Throughout the stories of the attacks by German and Italian submarines on Allied shipping in the water around the Bahamas and the Turks and Caicos, several consistent themes emerge in Wiberg's thorough accounts. Prime among them is the heroism of the merchant mariners who time and again put themselves in danger as they performed the critical task of moving supplies, military and civilian, which were vital to ultimate victory.
We read of numerous instances of sailors having their ships shot out from under them and then continuously going back to sea and having additional ships torpedoed and sunk. We can also recognize what we know today as Post Traumatic Stress Disorder (PTSD), which was seldom recognized 75 years ago. Wiberg pays proper credit to the controversial Duchess of Windsor, whose husband was the wartime governor of the Bahamas. Just as she carried out this official duty, this book relates the heartening tales of everyday Bahamians, often poor and on outlying islands, who generously provided for these desperate castaways.
Wiberg also acknowledges the heroism of the Axis submariners as he recounts not only their victories but also their deaths as many of the subs were eventually tracked down and sunk.

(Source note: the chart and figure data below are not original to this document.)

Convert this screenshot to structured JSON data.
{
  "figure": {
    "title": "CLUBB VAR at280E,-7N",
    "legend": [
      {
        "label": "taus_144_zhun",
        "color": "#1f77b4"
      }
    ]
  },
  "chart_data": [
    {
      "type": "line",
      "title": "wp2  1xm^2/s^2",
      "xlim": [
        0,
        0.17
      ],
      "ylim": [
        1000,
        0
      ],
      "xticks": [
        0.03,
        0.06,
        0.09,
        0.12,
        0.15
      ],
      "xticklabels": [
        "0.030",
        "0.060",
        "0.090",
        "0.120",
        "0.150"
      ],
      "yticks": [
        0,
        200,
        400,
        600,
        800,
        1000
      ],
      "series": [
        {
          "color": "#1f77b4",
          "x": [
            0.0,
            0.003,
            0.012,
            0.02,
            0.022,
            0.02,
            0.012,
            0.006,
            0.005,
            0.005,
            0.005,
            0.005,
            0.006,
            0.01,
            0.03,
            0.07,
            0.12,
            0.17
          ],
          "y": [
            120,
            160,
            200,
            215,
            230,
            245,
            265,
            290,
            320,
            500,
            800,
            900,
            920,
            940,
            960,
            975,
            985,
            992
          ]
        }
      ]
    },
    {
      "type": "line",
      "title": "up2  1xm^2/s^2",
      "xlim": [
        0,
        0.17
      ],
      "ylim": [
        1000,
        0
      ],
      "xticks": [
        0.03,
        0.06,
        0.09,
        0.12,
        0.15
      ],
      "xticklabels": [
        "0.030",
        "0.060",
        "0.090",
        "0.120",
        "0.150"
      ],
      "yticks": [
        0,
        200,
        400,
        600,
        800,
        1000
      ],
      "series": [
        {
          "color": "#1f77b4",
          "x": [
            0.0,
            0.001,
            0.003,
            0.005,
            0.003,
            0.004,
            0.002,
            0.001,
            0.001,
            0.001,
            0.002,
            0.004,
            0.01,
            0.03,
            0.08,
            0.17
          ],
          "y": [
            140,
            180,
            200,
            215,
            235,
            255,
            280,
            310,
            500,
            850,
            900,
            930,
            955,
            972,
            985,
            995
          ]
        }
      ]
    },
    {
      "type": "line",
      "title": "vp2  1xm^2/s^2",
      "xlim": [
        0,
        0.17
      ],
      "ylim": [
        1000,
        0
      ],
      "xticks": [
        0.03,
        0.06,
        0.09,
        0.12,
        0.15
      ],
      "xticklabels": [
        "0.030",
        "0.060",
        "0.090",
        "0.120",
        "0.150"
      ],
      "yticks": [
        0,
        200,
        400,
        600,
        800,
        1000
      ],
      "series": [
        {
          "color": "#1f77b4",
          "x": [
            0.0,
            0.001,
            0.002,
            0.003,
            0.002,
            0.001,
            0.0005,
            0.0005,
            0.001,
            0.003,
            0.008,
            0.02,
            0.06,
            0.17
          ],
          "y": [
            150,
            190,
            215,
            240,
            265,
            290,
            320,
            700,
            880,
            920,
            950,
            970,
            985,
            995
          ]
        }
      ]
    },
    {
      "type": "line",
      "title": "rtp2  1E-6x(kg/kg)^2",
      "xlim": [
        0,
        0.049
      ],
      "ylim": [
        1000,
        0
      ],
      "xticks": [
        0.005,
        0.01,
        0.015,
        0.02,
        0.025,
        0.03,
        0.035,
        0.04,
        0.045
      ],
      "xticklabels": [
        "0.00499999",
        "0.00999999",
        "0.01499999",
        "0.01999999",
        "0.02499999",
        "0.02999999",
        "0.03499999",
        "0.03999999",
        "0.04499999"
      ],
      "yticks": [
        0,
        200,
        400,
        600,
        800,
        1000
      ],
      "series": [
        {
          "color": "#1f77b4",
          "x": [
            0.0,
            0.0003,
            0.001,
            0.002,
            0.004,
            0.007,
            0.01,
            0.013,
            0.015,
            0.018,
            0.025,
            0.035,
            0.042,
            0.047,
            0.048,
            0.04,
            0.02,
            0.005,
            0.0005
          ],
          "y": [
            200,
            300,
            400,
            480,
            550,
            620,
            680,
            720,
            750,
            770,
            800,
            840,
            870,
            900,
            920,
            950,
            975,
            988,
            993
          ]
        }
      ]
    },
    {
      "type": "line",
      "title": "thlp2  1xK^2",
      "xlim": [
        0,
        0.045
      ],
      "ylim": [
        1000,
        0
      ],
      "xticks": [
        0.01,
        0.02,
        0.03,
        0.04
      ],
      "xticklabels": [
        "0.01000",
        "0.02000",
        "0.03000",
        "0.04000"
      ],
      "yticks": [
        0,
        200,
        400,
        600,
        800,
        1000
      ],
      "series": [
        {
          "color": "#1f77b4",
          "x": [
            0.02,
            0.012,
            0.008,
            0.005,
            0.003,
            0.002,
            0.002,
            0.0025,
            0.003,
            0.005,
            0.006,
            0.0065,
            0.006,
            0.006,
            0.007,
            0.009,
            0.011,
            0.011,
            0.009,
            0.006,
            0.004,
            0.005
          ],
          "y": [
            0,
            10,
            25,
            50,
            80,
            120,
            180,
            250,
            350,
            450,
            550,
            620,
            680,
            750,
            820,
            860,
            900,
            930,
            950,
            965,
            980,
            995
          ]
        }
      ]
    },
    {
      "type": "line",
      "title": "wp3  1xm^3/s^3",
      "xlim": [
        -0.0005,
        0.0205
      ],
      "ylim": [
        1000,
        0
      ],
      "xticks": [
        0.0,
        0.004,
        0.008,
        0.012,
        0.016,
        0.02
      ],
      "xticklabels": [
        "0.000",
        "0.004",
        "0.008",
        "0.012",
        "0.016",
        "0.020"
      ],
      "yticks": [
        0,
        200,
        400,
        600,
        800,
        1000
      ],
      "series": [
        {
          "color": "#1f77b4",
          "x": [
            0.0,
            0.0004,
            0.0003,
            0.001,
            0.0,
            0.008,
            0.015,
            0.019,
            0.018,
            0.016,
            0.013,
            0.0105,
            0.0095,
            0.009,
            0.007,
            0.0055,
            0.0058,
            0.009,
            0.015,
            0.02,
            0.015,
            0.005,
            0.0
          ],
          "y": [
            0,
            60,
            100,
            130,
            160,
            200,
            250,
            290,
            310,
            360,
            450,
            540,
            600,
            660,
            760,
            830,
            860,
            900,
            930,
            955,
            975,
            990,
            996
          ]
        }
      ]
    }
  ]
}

History isn't great events, it is the continuum of many small events carried out by real people. U-Boats in the Bahamas and Turks and Caicos gives us an intimate glimpse of those events and, importantly, those people.
J. Revell Carr
Santa Fe, N.M.
Eric Wiberg grew up in the Bahamas, the son of the Swedish Consul-General there. A licensed maritime lawyer, his thesis for a Master's Degree in Marine Affairs was published as Tanker Disasters. For three years he commercially operated tankers in Singapore. Over 25 years he has sailed on 100 vessels, most of them sailboats, for 75,000 miles, including voyages across the Atlantic and Pacific and over 30 ocean passages to or from Bermuda. He has published four books, the latest being Round the World in the Wrong Season. A graduate of Boston College, he studied at Harris Manchester College, Oxford, and in Lisbon. Employed in the shipping industry in New York City, he lives with his wife and son in Westport, Connecticut.